The presented experiment explores the use of visual emotion datasets and the working processes of GANs for visual affect generation. It appears that researchers attempting to build visual emotion datasets have almost reached a consensus on the most appropriate methodology for that purpose. Their methodology consists of querying social media for tags with words for emotions (e.g., anger, disgust, fear, sadness) to collect images. Then, a validation procedure is performed where quite a large number of people confirm if the tags for emotions are indeed correct. This experiment aims to confront (i) the idea that querying social media with a single word can result in a set of images that really describe what an emotion is, and (ii) the validation procedure utilized to account for the subjectivity of emotions. Finally, it aims to test whether new affective images can be generated or, in some manner, can ''forge emotions'', which is related to the working processes of GANs.

Image Dataset. Two new datasets, with 30,000 images each, are created by querying Instagram with the hashtag #sad and #happy. The collected images are not verified in any way. The image dataset created by You et al. (Q. You, J. Luo, H. Jin, and J. Yang, "Building a Large Scale Dataset for Image Emotion Recognition: The Fine Print and The Benchmark," Thirtieth AAAI Conference on Artificial Intelligence,2016.) including 2,635 verified images for the emotion of sadness is also used.

GAN Model. The experiments were performed with a Deep Convolutional GAN (DCGAN). All models were trained with mini-batch stochastic gradient descent (SGD) with a mini-batch size of 64 for 100,000 epochs. The Adam optimizer was used with a learning rate of 0.0002. The images were generated at a 64x64 pixel resolution.

Results.In general, all the generated images are, in some way, reminiscent of abstract paintings. In the case of the emotion of sadness, in Figure 1, there are more images that look like text, whereas Figure 2 includes more images with abstract human figures. This is because the unverified #sad dataset created for this experiment included predominately text images, and images depicting humans, pets, dead plants, movie stills, bad food, and winter landscapes. On the other hand, the validated You et al. sadness dataset consisted mostly of pictures depicting humans with facial or body expressions of sadness, a few pictures showing pets, and only a tiny proportion of other kinds of images. Images in Figure 3 for the emotion of happiness clearly have brighter colors but still we cannot say that they can trigger or depict the same emotion which Instagram users tagged in images of humans but, moreover, in many images with food, photos from vacations that include landscapes and cityscapes, pictures showing an object of desire, babies, and many more.

Conclusions.It becomes evident that collecting social media images with single word queries cannot guarantee that the whole range of how people experience emotions can be covered. For example, we cannot find any images for sadness that depict, for example, mutilated bodies, wars, or disasters as it was the case with the IAPS dataset created for emotion research. An emotion is not just a word but a network of associations. Everyone experiences an emotion differently because it relates to a multitude of past emotional experiences. Hence, an emotion can be thought of as a network with nodes of past emotional experiences common for many people.
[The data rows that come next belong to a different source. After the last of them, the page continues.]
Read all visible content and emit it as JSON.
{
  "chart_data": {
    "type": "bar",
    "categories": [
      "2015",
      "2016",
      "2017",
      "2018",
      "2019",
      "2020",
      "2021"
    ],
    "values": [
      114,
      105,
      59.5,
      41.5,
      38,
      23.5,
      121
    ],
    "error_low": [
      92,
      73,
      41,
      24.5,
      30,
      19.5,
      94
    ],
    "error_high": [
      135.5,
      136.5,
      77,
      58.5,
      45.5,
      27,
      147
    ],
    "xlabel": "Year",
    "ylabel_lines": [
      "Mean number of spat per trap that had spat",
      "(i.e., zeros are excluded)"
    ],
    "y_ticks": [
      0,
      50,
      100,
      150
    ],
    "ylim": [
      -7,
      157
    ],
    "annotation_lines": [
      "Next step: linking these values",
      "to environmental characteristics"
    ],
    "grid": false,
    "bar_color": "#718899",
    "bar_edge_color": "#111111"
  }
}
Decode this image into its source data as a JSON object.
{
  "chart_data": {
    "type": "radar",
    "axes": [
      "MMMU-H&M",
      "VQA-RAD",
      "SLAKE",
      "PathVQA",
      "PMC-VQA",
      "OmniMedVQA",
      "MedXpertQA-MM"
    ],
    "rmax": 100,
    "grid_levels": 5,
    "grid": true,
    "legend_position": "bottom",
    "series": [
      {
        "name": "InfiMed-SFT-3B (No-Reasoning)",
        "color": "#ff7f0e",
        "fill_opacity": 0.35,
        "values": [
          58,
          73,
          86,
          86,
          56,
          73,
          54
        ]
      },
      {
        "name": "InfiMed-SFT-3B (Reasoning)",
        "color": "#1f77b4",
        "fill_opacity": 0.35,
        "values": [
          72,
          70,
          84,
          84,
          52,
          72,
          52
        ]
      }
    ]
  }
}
In conclusion, although the employed validation methods ensures that some irrelevant pictures would be removed from the dataset, it cannot accommodate for the fact that several aspects of how sadness or happiness is experienced are missing. The behavior of social media users, along with emotion research, should be further studied to identify multiple image sources and the network of associations that constitute how an emotion is experienced. The creation of appropriate visual emotion datasets is crucial for both affect detection and affect generation.
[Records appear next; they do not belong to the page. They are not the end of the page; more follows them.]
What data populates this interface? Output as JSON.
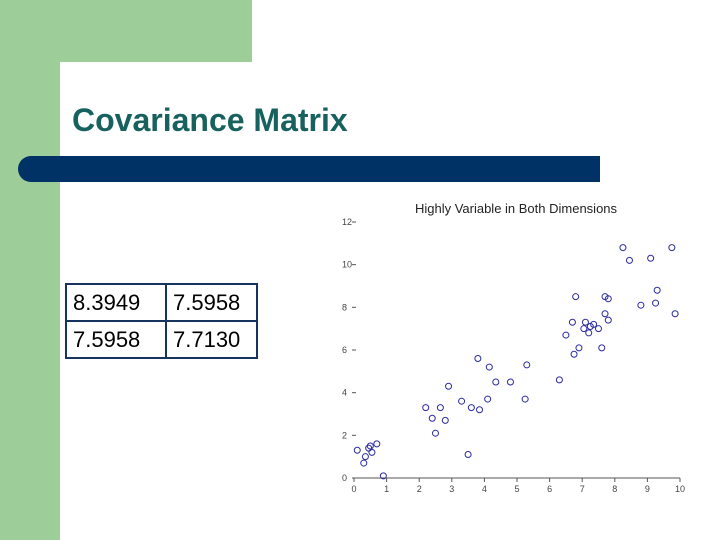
{
  "slide": {
    "title": "Covariance Matrix",
    "accent_colors": {
      "green": "#9dcd99",
      "navy_bar": "#003265",
      "title_teal": "#17625e"
    }
  },
  "matrix": {
    "rows": [
      [
        "8.3949",
        "7.5958"
      ],
      [
        "7.5958",
        "7.7130"
      ]
    ]
  },
  "chart_data": {
    "type": "scatter",
    "title": "Highly Variable in Both Dimensions",
    "xlabel": "",
    "ylabel": "",
    "xlim": [
      0,
      10
    ],
    "ylim": [
      0,
      12
    ],
    "x_ticks": [
      "0",
      "1",
      "2",
      "3",
      "4",
      "5",
      "6",
      "7",
      "8",
      "9",
      "10"
    ],
    "y_ticks": [
      "0",
      "2",
      "4",
      "6",
      "8",
      "10",
      "12"
    ],
    "grid": false,
    "marker": "circle",
    "marker_color": "#2a2aa0",
    "points": [
      [
        0.1,
        1.3
      ],
      [
        0.3,
        0.7
      ],
      [
        0.35,
        1.0
      ],
      [
        0.45,
        1.4
      ],
      [
        0.5,
        1.5
      ],
      [
        0.55,
        1.2
      ],
      [
        0.7,
        1.6
      ],
      [
        0.9,
        0.1
      ],
      [
        2.2,
        3.3
      ],
      [
        2.4,
        2.8
      ],
      [
        2.5,
        2.1
      ],
      [
        2.65,
        3.3
      ],
      [
        2.8,
        2.7
      ],
      [
        2.9,
        4.3
      ],
      [
        3.3,
        3.6
      ],
      [
        3.5,
        1.1
      ],
      [
        3.6,
        3.3
      ],
      [
        3.8,
        5.6
      ],
      [
        3.85,
        3.2
      ],
      [
        4.1,
        3.7
      ],
      [
        4.15,
        5.2
      ],
      [
        4.35,
        4.5
      ],
      [
        4.8,
        4.5
      ],
      [
        5.25,
        3.7
      ],
      [
        5.3,
        5.3
      ],
      [
        6.3,
        4.6
      ],
      [
        6.5,
        6.7
      ],
      [
        6.7,
        7.3
      ],
      [
        6.75,
        5.8
      ],
      [
        6.8,
        8.5
      ],
      [
        6.9,
        6.1
      ],
      [
        7.05,
        7.0
      ],
      [
        7.1,
        7.3
      ],
      [
        7.2,
        6.8
      ],
      [
        7.25,
        7.1
      ],
      [
        7.35,
        7.2
      ],
      [
        7.5,
        7.0
      ],
      [
        7.6,
        6.1
      ],
      [
        7.7,
        7.7
      ],
      [
        7.7,
        8.5
      ],
      [
        7.8,
        7.4
      ],
      [
        7.8,
        8.4
      ],
      [
        8.25,
        10.8
      ],
      [
        8.45,
        10.2
      ],
      [
        8.8,
        8.1
      ],
      [
        9.1,
        10.3
      ],
      [
        9.25,
        8.2
      ],
      [
        9.3,
        8.8
      ],
      [
        9.75,
        10.8
      ],
      [
        9.85,
        7.7
      ]
    ]
  }
}
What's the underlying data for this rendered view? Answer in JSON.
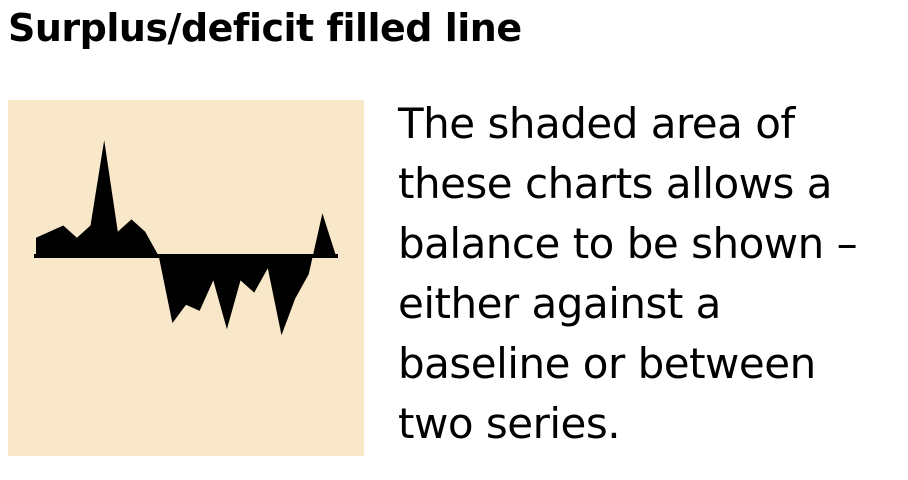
{
  "title": "Surplus/deficit filled line",
  "description_lines": [
    "The shaded area of",
    "these charts allows a",
    "balance to be shown –",
    "either against a",
    "baseline or between",
    "two series."
  ],
  "colors": {
    "thumbnail_background": "#f8e8c9",
    "fill": "#000000",
    "title_text": "#000000",
    "body_text": "#000000"
  },
  "chart_data": {
    "type": "area",
    "title": "",
    "xlabel": "",
    "ylabel": "",
    "baseline": 0,
    "x": [
      0,
      1,
      2,
      3,
      4,
      5,
      6,
      7,
      8,
      9,
      10,
      11,
      12,
      13,
      14,
      15,
      16,
      17,
      18,
      19,
      20,
      21,
      22
    ],
    "values": [
      3,
      4,
      5,
      3,
      5,
      19,
      4,
      6,
      4,
      0,
      -11,
      -8,
      -9,
      -4,
      -12,
      -4,
      -6,
      -2,
      -13,
      -7,
      -3,
      7,
      0
    ],
    "ylim": [
      -14,
      20
    ],
    "grid": false,
    "legend": "none"
  }
}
Finally, another issue is that it is questionable that the generated images can depict the emotion of happiness and sadness or that they would trigger the same emotions. Generating images that merely correspond to basic psychology findings, e.g., bright or dark colors, does not seem adequate for visual affect generation. Recent research efforts on understanding the structure of trained GANs could shed light on the different features learned from visual emotion datasets. This knowledge could be applied towards training compositional GANs that could create genuinely novel compositions and combine different elements from different types of images. Thus, the subject matter of generated images would be better directed for visually generating affect.